Murray State University, which has a Paducah campus, offers a degree program in logistics and supply chain management.

The Coast Guard’s Towing Vessel National Center of Expertise (TVNCOE) is also conveniently headquartered in Paducah.

Paducah’s Propeller Club may be the most active in any port. It has 147 members, and monthly meetings for both membership and its board. It sponsors a hugely popular golf outing each May and has just taken over sponsorship of an annual Christmas party held the day before the River Bell Award luncheon. Last December’s event, held at the Paducah McCracken County Convention and Expo Center in Paducah, drew 461 guests and raised a total of more than $300,000.

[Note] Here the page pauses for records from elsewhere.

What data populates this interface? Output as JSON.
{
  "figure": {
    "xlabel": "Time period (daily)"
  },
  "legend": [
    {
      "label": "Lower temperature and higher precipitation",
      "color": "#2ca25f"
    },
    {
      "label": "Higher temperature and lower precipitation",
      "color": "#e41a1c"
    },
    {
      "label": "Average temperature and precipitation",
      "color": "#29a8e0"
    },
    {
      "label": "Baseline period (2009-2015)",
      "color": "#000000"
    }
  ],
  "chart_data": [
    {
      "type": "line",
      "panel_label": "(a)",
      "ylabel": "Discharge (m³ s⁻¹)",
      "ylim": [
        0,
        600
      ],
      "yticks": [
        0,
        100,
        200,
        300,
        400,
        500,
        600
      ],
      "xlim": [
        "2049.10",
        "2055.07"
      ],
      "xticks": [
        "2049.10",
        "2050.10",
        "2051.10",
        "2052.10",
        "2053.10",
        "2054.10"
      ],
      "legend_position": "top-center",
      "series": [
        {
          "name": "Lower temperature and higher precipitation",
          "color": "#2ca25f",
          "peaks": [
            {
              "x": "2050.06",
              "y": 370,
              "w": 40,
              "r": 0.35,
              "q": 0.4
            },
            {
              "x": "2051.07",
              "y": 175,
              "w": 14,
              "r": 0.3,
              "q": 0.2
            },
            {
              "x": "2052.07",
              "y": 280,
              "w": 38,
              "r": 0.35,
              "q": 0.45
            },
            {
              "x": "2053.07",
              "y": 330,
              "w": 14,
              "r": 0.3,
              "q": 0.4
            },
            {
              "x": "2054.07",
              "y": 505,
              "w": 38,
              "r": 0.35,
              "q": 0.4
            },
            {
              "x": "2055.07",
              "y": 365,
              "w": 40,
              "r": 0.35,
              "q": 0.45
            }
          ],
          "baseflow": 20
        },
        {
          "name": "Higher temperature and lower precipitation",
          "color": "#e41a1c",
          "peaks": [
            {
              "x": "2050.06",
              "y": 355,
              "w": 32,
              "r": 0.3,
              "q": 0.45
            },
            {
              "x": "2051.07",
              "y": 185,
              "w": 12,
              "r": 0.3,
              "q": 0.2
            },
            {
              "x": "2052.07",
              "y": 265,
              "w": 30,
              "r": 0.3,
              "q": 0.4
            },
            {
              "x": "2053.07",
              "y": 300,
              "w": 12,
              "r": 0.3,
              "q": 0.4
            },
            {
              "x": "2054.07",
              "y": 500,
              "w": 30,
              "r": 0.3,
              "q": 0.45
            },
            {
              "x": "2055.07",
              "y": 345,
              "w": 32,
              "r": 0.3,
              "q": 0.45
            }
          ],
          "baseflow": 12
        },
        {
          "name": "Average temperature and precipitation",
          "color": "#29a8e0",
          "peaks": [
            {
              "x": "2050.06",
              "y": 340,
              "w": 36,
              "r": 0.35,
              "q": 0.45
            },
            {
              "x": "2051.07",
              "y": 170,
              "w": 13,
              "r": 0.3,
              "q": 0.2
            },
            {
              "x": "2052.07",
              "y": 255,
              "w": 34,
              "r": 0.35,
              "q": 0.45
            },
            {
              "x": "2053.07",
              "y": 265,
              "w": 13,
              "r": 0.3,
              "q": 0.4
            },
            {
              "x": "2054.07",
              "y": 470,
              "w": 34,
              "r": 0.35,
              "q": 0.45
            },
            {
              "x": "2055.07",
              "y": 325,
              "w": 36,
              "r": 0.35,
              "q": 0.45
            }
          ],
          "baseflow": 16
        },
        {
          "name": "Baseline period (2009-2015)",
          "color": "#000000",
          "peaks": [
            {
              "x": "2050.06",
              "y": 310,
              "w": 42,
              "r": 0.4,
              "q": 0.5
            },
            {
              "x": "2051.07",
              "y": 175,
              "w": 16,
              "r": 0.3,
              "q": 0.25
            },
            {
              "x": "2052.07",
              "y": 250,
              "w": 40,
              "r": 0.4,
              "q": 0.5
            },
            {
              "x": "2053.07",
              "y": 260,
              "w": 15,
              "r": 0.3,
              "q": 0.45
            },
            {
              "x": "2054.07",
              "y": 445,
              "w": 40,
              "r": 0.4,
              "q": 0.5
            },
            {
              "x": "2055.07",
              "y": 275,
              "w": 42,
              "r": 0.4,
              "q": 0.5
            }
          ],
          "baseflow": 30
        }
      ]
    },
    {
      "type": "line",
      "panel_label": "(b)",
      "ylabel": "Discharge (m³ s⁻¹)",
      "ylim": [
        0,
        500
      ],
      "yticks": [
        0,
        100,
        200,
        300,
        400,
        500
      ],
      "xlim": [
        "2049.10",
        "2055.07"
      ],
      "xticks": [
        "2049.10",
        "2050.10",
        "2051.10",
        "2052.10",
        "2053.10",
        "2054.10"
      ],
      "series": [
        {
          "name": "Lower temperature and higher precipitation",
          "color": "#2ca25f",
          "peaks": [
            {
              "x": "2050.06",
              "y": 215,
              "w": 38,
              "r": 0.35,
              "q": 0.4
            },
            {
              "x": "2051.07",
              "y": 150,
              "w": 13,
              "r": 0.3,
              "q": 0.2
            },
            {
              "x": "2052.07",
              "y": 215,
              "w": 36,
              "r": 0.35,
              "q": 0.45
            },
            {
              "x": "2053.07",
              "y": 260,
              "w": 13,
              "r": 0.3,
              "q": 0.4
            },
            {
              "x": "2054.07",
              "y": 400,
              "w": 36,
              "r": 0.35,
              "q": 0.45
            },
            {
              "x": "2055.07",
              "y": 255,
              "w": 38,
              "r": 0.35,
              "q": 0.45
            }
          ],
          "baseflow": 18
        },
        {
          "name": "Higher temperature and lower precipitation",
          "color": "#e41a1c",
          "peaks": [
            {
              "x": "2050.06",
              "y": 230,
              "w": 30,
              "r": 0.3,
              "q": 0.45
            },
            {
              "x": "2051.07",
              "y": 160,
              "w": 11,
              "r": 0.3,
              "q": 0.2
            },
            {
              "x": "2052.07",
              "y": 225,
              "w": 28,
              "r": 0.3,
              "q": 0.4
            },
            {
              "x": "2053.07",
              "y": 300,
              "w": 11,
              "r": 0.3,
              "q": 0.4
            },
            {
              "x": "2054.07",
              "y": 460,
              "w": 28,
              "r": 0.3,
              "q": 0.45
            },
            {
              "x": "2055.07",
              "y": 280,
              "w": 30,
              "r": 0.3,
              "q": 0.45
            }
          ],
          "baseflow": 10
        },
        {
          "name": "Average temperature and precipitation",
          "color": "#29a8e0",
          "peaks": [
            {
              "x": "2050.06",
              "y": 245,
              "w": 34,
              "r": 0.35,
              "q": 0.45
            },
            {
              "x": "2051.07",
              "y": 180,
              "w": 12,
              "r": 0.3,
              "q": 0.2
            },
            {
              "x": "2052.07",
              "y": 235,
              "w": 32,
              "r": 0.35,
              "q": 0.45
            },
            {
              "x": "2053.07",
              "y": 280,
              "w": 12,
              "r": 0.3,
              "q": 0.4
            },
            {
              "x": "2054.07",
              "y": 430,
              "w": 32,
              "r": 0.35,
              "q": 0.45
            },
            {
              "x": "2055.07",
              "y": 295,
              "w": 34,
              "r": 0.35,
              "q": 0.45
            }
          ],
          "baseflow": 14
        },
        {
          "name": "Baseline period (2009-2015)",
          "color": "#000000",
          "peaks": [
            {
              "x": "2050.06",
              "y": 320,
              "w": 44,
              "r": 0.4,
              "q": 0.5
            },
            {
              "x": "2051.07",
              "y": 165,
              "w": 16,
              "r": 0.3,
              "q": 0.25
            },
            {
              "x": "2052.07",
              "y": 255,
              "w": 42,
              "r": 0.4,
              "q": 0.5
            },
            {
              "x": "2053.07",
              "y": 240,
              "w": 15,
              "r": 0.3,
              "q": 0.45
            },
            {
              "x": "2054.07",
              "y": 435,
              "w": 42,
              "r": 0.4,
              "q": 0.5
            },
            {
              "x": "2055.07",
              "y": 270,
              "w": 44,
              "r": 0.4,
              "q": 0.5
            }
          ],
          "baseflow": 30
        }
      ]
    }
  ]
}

River Discovery Museum Inspires

Another important institution in the barge industry ecosystem is Paducah’s River Discovery Museum, a top attraction. With about 6,000 schoolchildren visiting each year along with more than 40 excursion boat visits, the museum serves as an ambassador of the barge industry—not only to the surrounding population but to the rest of the country and the world.

That role was especially boosted during the 2017 total eclipse, when visitors from all over the world flocked to Paducah, which was in the eclipse’s direct path. Executive Director Julie Harris said the eclipse dramatically increased the museum’s business. “I had never seen anything like it in my 17 years here,” she told The Waterways Journal.

The museum got its first boat simulator in 2008, with the help of a grant. “Ours is a bit more public-friendly than SCI’s simulator,” said Harris. “Besides a commercial towboat, kids can choose to simulate a speedboat or a Coast Guard cutter.” It also has a full-time exhibit called “Skippers” about the barge industry. “We track the kids who come through here, and I know for a fact that some who were first exposed to the industry here are now working in it,” said Harris.

The River Discovery Museum hosts an annual Dragon Boat Race in which local barge companies participate. This year’s event on September 22 will include teams from Ingram, ACBL, Marquette, Western Rivers Boat Management and Cook Coal Terminal out of a total of about 20 teams.